首相を助け官僚を統括、「官房副長官」というポスト

 与党政治家の間では長谷川博己演じる矢口蘭堂内閣官房副長官に自らを重ね合わせる人が多い。官房副長官は若手実力政治家の登竜門ともいえるポストで、衆議院議員参議院議員から各ひとり任命される。首相や官房長官のそばにいて、その意思を官僚組織につないでいく「結節点」にあるポストだ。

 首相や大臣の活躍を描かれても若手政治家にとっては「遠い将来」の話でしかないが、官房副長官となれば、早晩自分にも回って来る可能性がある、と感じられる。官僚だけでなく、若手政治家の間からも、「私は何回観ましたよ」といった声が出て来るのは、こうしたヒーロー設定が現実味を帯びているからだろう。

 映画では巨災対のメンバーの活躍で、タイムリミットギリギリでシン・ゴジラの凍結プランを完成させる。
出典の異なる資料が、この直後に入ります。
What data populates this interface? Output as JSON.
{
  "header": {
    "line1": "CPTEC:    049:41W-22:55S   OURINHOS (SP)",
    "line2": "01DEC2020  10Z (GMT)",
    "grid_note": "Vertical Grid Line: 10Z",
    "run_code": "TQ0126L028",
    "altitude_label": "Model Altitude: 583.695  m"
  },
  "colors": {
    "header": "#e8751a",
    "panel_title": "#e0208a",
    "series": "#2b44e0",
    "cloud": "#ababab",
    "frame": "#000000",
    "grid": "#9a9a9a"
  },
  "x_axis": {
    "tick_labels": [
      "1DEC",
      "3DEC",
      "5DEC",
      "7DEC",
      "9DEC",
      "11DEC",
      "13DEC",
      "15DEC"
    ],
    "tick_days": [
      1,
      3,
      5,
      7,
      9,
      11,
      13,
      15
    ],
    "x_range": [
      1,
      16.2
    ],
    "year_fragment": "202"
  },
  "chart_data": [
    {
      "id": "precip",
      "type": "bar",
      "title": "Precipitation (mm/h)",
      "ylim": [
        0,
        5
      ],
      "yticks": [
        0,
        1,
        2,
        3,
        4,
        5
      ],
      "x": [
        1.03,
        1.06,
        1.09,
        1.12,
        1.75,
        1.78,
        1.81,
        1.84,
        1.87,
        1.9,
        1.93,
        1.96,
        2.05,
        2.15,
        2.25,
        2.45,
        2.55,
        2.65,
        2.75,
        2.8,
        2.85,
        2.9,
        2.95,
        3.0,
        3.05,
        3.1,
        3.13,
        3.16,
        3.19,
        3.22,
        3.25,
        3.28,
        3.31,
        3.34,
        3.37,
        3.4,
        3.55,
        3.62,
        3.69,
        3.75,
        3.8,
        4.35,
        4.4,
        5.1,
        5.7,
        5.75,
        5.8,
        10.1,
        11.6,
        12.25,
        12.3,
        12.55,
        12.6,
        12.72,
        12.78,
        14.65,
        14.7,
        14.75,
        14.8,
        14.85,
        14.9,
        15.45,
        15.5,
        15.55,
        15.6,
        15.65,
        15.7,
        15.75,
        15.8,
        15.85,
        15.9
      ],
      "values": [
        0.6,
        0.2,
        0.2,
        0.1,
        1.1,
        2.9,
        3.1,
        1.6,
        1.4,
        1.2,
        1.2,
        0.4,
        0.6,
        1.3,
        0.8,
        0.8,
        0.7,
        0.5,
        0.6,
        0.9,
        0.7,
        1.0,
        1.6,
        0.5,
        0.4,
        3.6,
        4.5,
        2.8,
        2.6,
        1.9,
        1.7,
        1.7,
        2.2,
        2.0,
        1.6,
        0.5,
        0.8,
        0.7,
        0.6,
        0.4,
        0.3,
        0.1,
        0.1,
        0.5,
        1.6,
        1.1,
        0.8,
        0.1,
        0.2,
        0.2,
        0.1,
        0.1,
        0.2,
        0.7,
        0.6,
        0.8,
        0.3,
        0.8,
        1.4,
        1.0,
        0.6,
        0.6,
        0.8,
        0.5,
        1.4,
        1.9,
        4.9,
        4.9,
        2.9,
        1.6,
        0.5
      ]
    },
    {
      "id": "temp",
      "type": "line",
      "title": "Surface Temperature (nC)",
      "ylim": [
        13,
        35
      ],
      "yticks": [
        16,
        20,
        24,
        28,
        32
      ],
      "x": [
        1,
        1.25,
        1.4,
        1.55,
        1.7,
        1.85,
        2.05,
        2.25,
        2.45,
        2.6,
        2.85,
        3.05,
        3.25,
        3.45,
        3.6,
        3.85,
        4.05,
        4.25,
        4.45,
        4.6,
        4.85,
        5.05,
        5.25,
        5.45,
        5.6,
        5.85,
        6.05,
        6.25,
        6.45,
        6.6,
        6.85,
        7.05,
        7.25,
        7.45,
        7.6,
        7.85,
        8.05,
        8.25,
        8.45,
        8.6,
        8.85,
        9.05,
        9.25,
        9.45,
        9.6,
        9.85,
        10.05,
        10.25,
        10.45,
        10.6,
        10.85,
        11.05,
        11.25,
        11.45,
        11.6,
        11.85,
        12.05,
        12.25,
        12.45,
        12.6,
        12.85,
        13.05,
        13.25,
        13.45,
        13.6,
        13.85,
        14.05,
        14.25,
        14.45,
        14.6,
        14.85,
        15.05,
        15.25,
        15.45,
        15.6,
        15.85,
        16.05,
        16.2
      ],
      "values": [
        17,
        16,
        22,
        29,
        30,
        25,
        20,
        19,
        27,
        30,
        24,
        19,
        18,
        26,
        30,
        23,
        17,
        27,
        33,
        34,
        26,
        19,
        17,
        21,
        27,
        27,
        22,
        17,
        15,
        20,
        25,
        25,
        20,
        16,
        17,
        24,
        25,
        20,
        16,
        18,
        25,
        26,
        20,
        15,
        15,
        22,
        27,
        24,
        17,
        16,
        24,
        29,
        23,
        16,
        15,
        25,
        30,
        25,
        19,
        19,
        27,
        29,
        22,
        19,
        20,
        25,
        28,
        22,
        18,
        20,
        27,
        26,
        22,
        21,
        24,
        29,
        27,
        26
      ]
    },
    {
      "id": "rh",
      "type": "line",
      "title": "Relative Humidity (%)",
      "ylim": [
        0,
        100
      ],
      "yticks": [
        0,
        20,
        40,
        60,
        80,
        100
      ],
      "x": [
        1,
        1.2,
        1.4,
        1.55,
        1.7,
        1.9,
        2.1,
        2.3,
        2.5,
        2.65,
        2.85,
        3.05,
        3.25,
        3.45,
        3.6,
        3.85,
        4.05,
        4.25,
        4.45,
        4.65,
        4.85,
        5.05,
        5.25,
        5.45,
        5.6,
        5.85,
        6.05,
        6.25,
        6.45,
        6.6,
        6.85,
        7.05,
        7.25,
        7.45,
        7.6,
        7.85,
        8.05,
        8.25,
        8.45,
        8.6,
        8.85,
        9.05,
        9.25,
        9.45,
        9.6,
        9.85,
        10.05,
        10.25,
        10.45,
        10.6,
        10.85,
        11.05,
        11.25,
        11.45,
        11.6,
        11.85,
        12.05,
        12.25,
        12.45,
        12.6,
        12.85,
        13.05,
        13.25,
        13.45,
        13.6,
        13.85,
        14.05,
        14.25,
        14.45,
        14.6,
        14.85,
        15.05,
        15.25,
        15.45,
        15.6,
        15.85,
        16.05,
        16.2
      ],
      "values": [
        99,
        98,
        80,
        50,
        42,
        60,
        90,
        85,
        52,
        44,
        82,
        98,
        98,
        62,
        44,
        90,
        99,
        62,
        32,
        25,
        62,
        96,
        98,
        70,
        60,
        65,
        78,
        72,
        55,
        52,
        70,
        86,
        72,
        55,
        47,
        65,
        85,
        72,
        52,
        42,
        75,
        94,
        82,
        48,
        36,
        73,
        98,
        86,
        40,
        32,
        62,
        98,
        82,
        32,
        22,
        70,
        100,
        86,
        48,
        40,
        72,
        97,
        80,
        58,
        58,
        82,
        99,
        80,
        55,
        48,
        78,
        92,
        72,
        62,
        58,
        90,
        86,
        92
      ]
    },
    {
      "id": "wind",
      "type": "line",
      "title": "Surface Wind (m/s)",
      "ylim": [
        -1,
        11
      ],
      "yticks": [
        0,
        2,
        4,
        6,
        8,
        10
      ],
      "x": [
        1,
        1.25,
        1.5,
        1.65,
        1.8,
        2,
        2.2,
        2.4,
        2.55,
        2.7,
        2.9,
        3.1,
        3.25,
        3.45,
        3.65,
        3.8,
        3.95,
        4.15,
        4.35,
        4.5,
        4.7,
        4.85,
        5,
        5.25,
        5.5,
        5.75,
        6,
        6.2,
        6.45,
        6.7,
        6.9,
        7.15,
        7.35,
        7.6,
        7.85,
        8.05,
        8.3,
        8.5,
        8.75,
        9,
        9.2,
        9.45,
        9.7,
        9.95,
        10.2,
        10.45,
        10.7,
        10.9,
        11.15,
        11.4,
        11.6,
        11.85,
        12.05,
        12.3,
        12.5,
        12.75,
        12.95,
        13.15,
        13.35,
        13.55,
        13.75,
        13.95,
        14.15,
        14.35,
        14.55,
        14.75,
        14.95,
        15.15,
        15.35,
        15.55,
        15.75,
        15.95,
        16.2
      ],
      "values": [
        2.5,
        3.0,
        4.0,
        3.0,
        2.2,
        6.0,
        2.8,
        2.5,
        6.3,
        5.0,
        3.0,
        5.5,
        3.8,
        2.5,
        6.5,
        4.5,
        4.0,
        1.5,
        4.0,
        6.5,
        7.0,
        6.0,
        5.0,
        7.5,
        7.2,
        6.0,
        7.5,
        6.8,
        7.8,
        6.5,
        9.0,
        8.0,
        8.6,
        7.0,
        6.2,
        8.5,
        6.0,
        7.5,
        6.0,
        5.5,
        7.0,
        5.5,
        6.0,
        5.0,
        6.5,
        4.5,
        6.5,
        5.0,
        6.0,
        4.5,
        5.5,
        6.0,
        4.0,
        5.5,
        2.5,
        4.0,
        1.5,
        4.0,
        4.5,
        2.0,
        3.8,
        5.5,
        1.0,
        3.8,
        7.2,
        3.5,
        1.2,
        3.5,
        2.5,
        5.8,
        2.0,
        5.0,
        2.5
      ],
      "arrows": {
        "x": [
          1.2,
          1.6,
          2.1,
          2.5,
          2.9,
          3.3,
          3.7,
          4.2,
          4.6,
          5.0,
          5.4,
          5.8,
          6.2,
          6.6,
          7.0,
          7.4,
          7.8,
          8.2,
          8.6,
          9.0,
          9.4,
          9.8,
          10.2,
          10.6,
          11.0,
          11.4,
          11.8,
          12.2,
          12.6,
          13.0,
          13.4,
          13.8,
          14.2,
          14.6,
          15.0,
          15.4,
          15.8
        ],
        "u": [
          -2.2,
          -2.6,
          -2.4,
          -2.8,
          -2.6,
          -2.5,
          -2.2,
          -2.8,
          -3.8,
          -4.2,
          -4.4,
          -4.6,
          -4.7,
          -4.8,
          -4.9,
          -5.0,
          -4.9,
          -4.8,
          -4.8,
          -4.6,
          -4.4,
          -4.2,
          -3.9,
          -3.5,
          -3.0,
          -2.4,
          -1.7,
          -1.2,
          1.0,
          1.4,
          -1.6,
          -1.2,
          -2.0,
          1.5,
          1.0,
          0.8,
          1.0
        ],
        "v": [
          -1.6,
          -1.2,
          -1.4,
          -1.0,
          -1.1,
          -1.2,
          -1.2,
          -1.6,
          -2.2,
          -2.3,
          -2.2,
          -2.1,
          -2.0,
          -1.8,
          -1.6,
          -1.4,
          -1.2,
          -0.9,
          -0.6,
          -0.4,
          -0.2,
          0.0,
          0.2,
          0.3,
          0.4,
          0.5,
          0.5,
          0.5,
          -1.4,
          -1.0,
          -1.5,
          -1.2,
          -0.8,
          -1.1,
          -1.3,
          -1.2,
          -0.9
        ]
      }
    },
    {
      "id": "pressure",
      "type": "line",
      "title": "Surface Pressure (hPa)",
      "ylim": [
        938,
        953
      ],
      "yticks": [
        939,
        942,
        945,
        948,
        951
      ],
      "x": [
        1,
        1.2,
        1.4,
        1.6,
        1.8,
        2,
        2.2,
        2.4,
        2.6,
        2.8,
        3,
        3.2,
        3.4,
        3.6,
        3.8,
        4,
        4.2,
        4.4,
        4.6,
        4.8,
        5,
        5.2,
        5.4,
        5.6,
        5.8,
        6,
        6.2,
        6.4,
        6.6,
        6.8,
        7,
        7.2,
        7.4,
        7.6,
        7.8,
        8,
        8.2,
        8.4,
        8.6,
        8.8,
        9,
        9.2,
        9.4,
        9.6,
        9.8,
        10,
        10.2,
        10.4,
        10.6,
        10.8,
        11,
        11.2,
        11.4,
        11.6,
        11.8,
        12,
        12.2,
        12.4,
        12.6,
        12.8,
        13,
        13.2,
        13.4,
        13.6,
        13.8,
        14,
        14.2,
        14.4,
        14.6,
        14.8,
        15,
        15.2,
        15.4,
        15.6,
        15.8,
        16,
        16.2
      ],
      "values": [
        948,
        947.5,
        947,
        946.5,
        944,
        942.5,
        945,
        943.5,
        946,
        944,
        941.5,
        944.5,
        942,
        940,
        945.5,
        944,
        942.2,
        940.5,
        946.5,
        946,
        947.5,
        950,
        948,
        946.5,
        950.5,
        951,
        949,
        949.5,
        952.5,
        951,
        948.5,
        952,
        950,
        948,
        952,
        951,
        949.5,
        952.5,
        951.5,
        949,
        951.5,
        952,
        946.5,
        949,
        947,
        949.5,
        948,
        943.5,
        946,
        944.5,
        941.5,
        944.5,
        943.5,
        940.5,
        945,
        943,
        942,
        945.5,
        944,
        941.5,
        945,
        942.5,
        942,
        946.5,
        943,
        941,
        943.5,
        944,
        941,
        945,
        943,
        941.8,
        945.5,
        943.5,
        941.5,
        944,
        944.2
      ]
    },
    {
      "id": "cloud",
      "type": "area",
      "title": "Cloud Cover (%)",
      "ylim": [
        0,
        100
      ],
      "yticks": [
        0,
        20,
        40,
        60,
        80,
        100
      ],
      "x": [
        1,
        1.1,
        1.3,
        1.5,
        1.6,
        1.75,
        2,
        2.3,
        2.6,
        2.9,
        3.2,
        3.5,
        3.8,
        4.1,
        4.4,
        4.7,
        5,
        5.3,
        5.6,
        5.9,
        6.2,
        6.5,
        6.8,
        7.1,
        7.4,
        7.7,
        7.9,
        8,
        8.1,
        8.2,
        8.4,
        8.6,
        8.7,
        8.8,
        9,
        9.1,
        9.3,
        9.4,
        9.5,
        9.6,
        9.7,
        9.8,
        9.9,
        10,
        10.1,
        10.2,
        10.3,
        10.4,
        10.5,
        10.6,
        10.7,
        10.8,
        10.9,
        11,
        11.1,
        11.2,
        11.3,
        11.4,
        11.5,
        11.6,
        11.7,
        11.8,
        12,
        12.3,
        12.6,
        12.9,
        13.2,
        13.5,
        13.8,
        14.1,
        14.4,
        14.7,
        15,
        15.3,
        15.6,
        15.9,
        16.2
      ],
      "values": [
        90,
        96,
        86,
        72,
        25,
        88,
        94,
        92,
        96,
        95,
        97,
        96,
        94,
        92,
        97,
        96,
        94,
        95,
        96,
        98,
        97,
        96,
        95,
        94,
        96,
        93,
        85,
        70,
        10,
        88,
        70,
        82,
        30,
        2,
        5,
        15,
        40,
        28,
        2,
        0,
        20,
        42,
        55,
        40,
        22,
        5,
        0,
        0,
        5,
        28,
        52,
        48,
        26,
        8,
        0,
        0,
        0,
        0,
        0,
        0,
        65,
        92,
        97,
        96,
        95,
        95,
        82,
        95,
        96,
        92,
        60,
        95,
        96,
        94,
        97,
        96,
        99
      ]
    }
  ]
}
焼け野原の中で動かなくなったゴジラの姿を政治家矢口らが見つめるところで映画は終わりを迎えるが、これはあたかも福島第一原発を凍土壁でかろうじて封じ込めている現状にほかならない。いつまたシン・ゴジラが暴れ始めるのか、あるいはこのままシン・ゴジラは永遠に封じ込められるのか──。

 登場人物に自分を重ねられる部分のある人は、かならずシン・ゴジラにハマる。2度3度と見る人も増えている。ちなみに私が映画を観るきっかけを作ってくれた堀さんは、9月1日段階で5回観たそうだ。

 「集まって来る官僚たちの持っているパソコンのメーカーがみなバラバラなんですよ」

 そんな微細なところにも堀さんは霞が関のリアリティを見出していた。なかなか手の込んだ作品である。